Peter Paré, Editor-in Chief

Katherine Thain, Editorial Assistant
C’est avec une certaine trépidation et beaucoup d’humilité que j’accepte le rôle de rédacteur en chef (ReC) de la Revue canadienne de pneumologie (RCP). Quelques légendes canadiennes de la médecine pulmonaire m’ont passé le relais, soit le docteur Nicholas Anthonisen, ReC sortant et, avant lui, le docteur Norman Jones, premier ReC.Un duo auquel il est difficile de succéder !
Norman Jones a été ReC de 1994, à la création de la Revue, jusqu’au numéro 6 du volume 8, en 2001. Il a édité 47 numéros de la RCP et, en 2000, a lancé une tradition que je ne tenterai pas d’émuler, la publication d’un éditorial à chaque numéro. Nick Anthonisena été ReC à compter de 2001 et a supervisé la publication de 70 numéros de la Revue, rédigeant un éditorial dans la quasi-totalité d’entre eux, pour un total de 61 éditoriaux.
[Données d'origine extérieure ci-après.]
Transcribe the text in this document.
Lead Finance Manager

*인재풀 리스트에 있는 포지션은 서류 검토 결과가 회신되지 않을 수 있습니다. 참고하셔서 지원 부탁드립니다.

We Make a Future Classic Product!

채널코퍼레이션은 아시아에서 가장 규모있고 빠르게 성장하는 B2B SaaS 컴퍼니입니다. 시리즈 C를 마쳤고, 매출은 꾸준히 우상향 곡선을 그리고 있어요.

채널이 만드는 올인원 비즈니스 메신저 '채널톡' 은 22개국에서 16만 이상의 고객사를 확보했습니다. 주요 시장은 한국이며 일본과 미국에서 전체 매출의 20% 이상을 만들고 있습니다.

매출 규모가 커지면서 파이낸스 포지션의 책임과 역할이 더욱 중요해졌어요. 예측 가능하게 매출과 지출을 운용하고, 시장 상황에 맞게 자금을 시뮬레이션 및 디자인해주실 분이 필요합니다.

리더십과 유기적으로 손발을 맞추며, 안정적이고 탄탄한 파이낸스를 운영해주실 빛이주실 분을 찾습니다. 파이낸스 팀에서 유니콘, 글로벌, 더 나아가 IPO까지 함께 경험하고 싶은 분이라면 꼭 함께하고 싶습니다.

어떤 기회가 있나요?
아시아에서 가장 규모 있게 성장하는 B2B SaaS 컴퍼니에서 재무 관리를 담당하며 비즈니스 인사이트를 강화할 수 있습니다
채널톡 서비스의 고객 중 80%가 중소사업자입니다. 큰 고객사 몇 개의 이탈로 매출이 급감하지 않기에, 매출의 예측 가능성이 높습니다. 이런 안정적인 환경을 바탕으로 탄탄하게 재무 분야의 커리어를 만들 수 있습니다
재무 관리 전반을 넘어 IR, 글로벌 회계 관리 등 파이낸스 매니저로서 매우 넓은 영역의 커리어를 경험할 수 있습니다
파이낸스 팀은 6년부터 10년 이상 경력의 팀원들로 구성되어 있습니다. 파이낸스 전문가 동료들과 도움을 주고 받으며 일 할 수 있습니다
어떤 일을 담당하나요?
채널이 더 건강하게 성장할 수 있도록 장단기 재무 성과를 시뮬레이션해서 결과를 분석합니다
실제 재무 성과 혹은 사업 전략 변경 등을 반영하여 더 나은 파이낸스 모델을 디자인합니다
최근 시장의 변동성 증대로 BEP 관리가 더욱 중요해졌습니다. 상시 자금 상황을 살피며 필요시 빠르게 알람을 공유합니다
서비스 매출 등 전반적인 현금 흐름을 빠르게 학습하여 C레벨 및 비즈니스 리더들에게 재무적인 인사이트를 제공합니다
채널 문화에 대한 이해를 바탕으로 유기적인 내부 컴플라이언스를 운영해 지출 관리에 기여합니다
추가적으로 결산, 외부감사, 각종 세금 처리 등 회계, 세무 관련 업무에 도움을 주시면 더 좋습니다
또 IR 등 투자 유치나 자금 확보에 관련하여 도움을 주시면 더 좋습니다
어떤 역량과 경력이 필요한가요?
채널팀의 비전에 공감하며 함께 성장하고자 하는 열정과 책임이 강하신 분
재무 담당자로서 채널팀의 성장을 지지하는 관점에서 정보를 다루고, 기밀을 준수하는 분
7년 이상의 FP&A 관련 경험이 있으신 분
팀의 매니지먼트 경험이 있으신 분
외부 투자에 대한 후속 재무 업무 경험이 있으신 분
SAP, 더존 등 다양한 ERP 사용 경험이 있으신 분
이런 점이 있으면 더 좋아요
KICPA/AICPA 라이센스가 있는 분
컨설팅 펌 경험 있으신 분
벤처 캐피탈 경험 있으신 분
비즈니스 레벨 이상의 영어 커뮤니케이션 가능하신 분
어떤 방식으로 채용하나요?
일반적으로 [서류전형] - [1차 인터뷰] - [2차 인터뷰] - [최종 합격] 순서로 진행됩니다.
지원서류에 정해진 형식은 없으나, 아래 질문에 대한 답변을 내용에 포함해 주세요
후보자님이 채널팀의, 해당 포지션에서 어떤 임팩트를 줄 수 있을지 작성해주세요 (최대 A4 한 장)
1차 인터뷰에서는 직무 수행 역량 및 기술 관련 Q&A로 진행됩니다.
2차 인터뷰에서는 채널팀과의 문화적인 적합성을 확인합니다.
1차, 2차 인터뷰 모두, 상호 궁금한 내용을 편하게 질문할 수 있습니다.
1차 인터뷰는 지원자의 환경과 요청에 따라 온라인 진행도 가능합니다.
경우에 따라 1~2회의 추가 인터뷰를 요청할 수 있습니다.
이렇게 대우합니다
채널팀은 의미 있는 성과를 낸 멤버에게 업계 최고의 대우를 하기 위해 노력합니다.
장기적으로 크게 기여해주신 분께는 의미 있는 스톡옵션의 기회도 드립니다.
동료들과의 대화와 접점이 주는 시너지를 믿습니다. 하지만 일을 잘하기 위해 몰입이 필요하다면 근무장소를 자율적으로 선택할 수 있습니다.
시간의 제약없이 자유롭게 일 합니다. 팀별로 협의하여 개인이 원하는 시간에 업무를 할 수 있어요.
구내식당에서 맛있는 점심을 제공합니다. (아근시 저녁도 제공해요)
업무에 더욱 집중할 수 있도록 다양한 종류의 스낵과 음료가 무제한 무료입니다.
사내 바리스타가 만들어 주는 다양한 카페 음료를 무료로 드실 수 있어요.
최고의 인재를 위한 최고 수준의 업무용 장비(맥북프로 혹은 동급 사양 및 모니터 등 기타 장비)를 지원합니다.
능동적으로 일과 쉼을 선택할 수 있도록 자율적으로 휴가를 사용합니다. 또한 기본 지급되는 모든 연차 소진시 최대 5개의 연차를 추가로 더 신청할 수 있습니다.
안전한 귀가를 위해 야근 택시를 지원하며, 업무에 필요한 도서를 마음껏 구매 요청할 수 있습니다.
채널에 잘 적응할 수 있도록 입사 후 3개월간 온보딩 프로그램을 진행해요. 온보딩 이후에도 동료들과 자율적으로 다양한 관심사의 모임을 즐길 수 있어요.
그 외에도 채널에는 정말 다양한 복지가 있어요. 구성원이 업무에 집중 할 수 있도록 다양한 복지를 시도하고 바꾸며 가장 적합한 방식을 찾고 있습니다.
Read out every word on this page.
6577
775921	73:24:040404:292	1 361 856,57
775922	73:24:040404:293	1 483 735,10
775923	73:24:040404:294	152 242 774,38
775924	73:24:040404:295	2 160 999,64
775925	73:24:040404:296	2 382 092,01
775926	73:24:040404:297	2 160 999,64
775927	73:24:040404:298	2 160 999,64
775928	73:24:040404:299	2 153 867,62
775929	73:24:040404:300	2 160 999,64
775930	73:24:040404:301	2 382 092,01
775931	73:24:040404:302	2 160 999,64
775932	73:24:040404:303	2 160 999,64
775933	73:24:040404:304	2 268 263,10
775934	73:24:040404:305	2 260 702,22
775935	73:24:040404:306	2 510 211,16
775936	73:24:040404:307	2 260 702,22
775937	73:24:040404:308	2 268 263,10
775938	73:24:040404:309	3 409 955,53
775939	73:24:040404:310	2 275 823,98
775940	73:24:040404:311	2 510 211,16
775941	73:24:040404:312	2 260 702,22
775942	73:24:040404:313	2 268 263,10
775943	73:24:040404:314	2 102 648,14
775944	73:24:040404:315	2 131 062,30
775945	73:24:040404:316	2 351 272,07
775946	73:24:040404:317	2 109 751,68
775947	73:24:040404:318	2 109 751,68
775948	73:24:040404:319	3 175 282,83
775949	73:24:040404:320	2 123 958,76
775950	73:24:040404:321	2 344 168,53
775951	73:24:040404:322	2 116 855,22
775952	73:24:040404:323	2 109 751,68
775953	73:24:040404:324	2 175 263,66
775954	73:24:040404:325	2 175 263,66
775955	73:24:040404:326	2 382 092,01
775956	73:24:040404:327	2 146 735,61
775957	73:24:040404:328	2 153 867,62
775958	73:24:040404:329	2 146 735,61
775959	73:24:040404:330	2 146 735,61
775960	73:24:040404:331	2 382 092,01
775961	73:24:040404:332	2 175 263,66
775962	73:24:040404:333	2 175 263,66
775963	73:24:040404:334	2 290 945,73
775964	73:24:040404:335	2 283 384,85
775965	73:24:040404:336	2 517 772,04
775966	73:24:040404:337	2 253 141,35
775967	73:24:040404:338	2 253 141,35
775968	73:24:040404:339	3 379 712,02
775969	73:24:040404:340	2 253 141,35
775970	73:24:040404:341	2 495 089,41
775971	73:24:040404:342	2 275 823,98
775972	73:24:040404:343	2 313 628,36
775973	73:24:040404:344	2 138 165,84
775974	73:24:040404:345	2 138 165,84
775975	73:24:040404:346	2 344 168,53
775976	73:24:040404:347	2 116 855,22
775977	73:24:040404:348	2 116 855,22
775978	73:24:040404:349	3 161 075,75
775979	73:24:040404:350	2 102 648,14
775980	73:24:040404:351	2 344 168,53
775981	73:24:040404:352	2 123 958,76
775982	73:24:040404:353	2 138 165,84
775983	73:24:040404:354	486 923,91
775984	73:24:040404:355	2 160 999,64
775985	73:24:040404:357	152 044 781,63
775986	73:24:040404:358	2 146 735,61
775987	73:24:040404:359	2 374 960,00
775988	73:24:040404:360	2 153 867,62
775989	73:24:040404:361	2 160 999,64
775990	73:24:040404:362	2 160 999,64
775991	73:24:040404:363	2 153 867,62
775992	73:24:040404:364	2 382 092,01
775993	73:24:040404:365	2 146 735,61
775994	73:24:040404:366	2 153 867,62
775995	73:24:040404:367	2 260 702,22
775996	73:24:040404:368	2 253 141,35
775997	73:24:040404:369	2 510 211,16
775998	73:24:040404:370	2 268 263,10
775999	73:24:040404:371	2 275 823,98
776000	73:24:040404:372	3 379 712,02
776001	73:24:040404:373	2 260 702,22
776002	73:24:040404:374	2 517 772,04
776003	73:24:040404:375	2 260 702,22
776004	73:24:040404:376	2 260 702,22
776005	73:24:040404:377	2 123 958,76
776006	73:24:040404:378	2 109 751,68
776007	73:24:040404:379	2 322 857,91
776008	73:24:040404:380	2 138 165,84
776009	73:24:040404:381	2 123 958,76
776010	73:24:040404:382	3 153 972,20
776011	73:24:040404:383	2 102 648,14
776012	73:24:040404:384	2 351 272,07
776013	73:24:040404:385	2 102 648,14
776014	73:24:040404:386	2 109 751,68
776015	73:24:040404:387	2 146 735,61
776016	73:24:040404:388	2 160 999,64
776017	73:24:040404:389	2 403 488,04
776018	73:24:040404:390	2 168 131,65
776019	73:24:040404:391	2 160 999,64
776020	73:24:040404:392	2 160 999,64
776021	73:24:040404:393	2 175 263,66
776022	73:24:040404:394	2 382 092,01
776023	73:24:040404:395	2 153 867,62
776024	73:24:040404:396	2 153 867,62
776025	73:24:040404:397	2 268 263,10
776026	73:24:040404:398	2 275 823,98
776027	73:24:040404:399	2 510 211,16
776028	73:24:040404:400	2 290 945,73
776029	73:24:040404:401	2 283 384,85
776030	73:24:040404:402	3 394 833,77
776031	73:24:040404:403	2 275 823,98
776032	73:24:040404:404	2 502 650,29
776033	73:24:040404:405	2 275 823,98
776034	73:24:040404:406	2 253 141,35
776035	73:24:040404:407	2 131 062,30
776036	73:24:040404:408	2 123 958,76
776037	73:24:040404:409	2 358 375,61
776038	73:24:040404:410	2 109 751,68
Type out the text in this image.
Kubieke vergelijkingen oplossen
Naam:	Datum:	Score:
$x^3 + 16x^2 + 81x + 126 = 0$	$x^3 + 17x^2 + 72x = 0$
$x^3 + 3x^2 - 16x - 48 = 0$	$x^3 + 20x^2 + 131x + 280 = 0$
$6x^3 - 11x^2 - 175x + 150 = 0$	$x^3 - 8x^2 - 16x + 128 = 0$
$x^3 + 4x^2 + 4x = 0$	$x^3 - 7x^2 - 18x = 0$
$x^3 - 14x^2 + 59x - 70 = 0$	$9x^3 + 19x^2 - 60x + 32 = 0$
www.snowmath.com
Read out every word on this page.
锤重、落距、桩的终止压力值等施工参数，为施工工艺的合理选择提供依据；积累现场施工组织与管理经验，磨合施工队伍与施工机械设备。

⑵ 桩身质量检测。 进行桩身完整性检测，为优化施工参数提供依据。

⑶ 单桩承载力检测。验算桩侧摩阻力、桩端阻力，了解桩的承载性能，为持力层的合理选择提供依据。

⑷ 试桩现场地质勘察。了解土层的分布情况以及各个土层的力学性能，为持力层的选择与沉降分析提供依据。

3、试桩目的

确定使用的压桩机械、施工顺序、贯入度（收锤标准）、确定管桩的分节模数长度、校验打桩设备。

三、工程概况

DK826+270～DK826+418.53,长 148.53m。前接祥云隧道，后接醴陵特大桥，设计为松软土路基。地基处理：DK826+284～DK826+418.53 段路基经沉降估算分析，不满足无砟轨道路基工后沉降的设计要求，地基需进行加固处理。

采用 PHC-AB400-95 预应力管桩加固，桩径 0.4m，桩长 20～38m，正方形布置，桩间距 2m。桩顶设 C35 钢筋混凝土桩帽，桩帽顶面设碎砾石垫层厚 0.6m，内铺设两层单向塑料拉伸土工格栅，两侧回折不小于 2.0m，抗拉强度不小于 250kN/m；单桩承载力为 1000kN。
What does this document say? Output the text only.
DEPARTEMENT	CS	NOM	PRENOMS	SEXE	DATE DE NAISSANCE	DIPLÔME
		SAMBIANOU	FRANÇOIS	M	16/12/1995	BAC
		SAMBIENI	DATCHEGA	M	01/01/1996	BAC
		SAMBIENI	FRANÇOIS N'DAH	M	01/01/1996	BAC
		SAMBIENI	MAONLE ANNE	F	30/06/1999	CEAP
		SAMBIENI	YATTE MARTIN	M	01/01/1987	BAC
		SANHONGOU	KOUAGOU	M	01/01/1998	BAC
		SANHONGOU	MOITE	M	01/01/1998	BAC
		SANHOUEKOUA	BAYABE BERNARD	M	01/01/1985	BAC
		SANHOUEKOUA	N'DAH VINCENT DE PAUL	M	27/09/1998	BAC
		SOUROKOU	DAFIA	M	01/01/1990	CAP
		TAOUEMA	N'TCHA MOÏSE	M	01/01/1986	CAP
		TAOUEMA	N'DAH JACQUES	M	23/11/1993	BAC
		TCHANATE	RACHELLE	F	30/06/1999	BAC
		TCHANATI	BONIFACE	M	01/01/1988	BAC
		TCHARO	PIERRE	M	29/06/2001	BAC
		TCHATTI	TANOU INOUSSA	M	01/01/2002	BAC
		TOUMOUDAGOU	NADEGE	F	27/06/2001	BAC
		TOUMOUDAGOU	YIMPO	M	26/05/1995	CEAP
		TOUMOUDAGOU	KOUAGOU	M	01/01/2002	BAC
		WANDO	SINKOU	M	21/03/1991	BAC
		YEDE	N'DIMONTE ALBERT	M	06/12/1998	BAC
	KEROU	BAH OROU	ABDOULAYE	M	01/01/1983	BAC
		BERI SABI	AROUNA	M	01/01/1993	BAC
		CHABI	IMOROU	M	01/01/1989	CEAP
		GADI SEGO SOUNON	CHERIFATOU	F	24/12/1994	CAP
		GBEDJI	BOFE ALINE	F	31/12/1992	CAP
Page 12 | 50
Ces éditoriaux étaient d’une étonnante diversité et ont porté, entre autres, sur les sujets suivants : les valeurs canadiennes de la fonction pulmonaire normale, la bronchiolite oblitérante chez les greffés, les hospitalisations attribuables à la pneumonie au sein des Premières nations, l’utilisation de la corticothérapie par aérosol contre la maladie pulmonaire obstructive chronique (MPOC), la prise en charge et l’issue du mésothéliome malin en Anatolie, en Turquie, et la valeur des rapports de cas dans les publications médicales.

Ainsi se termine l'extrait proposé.